Do your remember the greatest commandment? It was to love the Lord your God, and second to love your neighbor as yourself. Our black neighbors have not felt very loved, and rightly so. They have felt less than us. Do you remember who Jesus revealed Himself as Savior to first? A Samaritan woman, who historically was considered less than a Jewish man, not only because of gender, but also race. Yet Jesus chose her for a very special event in history; to be the first to know the Son of God had come to earth to save mankind.
Jesus came to save us all, but He also understood what it was like to be marginalized. He revealed Himself to a Samaritan Woman to prove that He stood with the weak, the ones who were judged unfairly, the people who felt wounded by society. He loves us all, and He came to save us all, but He chose to reveal Himself to a woman who had been treated unfairly based on things other than her soul. He also took on the role of a servant to show mankind that humility is the best way to love!
Posture of Humility.
When people are hurting, Jesus takes a posture of humility. When people are treated unfairly, He takes a posture of humility. Yes, He throws tables too, but the beginning of having a servant heart comes with humbling yourself. It comes with saying, “I will be less, so you can be more.”
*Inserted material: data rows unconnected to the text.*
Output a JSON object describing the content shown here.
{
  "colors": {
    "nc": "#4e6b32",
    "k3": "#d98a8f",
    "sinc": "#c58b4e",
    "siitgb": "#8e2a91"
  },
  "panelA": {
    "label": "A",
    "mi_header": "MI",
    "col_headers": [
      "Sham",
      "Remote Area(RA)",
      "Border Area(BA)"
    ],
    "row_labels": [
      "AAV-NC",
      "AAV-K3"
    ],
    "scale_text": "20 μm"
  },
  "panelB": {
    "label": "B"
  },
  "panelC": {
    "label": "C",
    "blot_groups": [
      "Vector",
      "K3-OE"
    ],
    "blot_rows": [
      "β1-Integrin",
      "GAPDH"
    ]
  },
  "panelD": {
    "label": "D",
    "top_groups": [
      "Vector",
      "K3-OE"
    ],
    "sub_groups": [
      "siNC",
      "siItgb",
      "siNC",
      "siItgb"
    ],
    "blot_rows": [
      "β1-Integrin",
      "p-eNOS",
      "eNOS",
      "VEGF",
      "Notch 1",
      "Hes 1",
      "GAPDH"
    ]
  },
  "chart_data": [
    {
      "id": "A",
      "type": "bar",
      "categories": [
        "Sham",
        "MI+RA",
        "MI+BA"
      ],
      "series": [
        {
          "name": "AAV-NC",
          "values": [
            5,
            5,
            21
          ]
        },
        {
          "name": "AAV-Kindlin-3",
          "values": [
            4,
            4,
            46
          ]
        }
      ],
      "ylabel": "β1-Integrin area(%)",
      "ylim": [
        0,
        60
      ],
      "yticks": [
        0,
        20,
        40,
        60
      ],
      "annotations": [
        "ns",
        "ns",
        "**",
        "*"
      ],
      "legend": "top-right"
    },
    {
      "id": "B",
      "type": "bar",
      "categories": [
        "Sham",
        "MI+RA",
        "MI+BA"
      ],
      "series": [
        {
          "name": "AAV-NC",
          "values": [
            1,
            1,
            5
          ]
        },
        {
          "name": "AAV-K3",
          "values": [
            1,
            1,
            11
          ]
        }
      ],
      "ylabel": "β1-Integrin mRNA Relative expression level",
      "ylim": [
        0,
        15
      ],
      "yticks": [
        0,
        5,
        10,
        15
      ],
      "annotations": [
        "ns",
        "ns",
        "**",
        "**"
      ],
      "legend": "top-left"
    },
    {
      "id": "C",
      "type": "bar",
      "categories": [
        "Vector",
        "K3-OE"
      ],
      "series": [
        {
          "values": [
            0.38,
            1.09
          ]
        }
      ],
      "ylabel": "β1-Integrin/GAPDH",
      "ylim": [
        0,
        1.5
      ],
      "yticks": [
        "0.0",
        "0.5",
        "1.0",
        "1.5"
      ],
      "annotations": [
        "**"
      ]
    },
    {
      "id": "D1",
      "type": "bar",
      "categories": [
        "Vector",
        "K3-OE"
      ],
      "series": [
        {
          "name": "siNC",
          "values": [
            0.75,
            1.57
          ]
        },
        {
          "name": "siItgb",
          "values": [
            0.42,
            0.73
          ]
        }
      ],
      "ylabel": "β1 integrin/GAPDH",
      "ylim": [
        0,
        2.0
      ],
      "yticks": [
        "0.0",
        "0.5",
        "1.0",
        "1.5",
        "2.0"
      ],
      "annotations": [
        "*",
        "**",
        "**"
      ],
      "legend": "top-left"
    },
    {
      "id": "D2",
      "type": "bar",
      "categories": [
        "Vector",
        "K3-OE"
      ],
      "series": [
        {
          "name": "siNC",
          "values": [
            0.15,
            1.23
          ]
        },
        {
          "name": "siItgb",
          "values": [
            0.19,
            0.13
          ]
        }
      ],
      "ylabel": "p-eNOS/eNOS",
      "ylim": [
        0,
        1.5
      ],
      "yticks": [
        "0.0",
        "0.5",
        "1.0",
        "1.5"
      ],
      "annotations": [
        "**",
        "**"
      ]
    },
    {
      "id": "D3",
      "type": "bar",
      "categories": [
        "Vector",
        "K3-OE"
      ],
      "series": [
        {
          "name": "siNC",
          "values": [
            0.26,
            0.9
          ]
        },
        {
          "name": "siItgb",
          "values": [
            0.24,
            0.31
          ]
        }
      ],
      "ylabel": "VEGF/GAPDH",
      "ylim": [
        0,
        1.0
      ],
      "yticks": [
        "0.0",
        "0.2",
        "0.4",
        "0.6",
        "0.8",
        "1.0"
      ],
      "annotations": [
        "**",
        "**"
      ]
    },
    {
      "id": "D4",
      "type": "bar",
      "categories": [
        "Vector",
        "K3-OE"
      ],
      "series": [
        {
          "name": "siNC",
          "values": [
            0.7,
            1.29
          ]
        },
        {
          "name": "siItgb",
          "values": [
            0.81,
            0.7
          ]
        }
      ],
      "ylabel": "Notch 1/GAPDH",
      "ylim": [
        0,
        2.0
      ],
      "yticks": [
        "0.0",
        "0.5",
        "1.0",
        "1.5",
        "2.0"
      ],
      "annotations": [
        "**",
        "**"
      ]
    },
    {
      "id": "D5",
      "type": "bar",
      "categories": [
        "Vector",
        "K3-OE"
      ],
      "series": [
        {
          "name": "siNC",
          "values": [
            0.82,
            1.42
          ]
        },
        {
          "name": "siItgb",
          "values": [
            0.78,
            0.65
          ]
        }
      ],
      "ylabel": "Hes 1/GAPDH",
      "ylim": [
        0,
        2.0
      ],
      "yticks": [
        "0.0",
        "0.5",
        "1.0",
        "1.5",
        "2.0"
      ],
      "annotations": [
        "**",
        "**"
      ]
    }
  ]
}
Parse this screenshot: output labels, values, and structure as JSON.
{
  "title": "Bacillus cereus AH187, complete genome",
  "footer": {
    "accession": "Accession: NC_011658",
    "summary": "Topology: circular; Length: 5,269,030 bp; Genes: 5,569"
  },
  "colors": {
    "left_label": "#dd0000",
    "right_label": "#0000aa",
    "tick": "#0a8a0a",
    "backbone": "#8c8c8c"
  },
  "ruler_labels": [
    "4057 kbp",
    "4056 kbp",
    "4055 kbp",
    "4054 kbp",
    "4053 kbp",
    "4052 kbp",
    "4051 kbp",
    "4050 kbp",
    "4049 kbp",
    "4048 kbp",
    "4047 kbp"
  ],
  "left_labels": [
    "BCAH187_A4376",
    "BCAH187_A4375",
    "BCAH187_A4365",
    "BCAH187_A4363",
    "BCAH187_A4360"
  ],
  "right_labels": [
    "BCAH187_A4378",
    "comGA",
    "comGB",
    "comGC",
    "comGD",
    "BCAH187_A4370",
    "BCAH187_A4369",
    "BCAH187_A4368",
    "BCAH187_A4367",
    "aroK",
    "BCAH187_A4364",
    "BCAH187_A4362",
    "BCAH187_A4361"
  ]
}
To answer back to Black Lives Matter with All Lives Matter, while basically true, is really the opposite of what Jesus would do. Check your heart and ask why the phrase bothers you so much. Is it because it implies white lives don’t matter to people? Or that police lives don’t matter? Or that your life doesn’t matter?
1 John 3:16 By this we know love, that he laid down his life for us, and we ought to lay down our lives for our brothers.
No one is asking you to lay down your physical life, even though Jesus did, but if you truly want to follow His example, you would see that a huge part of being a Christian is laying down yourself. We must constantly lay down our own desires and look at the desires of others. We must constantly check our own selfish ambition and motives. We must take the role of servant and see to the hurting people around us, forgetting our own pain, and only seeing that of others. When Jesus washed the disciples feet He knew Judas would betray Him, that Peter would deny Him, and that Thomas would doubt Him, yet He washed their feet anyway. He took a posture of humility that said, “it’s ok that I’m giving my life. This isn’t about me right now. It’s about you. Let me wash your feet.”
Do you see now? If you see someone hurting, cry with them. If you see someone angry, listen to their words. Hug them. No one is asking you to hang on a cross simply by answering, “yes, your life does matter. I’m sorry people have treated you like it didn’t.”
I would encourage you to lay down your pride and take the position of Jesus. Take a position of humility. The position of a servant who sees the injustice towards others and offers to wash their feet.